28. Manage and maintain fine grained auditing (HIPPA/SOX requirements)
29. Manage and maintain row level security28. Manage and maintain fine grained access controls.

Add to the above: Monitor and maintain application servers, web servers, connection managers, LDAP and other servers as well as the entire client to database environment in many shops the DBA does it all.

Now there may be arguments on both sides about some of the above rolling into some of the original listed general categories, but when some commands require multiple pages to just describe (CREATE TABLE for example), let alone show meaningful examples for, well, they need to be broken out as a responsibility.

However, as the features are improved I have no doubt they will automate the complete management of SQL, tables and indexes and tablespaces as well as some memory and tuning parameters. So the DBA will give up on items 12, 13, 24 and 25. Gee, how will the other 25 (26 if you include the final one added above) items fill our time? The death of the DBA has been greatly overstated.

A case in point. I am involved in producing some roll ups for use in feeding the Oracle Warehouse builder for a 10g DWH project. The roll ups are used to pe-flatten and tune the feeds, tuning is difficult if you use 100% OWB to do the flattening. Anyway during verification that the flattening was being effective I decided to test the Enterprise Manager SQL Tuning Advisor. Before tuning, the particular view being examined required 10 minutes to produce a count of its records, I put the SQL Tuning Advisor onto it and 8 minutes later it came up with its recommendations.
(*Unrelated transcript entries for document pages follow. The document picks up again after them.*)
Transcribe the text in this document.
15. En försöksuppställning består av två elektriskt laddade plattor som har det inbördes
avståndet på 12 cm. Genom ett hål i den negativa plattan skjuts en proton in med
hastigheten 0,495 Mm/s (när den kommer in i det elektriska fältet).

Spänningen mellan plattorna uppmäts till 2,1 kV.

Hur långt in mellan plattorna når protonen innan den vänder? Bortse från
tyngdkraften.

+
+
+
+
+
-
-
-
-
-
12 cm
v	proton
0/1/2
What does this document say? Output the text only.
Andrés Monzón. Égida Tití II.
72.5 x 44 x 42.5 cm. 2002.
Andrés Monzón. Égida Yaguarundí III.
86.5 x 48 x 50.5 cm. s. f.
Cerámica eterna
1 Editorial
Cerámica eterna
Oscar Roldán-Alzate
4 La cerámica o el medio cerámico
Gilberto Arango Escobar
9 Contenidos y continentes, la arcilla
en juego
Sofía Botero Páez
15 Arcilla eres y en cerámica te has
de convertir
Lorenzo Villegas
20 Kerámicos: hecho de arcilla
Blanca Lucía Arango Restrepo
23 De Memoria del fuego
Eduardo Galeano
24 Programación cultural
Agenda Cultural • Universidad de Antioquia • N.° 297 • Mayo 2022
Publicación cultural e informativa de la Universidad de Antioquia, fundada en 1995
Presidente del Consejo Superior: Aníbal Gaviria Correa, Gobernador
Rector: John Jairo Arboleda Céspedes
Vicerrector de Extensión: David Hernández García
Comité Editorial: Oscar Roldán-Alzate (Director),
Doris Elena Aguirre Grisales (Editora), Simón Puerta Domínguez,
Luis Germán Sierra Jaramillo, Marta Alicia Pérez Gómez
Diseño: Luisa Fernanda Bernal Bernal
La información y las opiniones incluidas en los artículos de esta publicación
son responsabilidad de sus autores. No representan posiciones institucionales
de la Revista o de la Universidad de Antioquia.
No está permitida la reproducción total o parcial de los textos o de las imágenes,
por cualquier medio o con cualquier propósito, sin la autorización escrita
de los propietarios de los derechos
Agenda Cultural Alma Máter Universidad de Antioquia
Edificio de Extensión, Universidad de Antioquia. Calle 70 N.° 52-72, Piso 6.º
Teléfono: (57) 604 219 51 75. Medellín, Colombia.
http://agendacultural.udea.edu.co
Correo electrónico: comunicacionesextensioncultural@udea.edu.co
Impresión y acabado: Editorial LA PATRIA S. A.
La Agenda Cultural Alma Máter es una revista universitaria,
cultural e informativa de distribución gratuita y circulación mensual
I implemented them and then tried the count again. 39 minutes later it came back with the count. It didn't exactly produce the desired performance improvement. To be fair, on the one I ran through before this, it cut a 4 minute run to a 2 minute run on a different view. Could I have done a better job tunng it manually? We shall see (as soon as I figure out how to get the "SQL Profile" it created removed!)

So, needless to say, I feel safe in saying the imminent demise of the DBA though much sought after by Oracle Corporate (I kid you not, I was at a ECO conference and sat through a keynote by a VP of Oracle who obviously didn't realize he was talking to a room full of DBAS, which with great relish described how Oracle was attempting to do away with the job of DBA) is still a long way off. It seems for each job they "take away" they give us three more.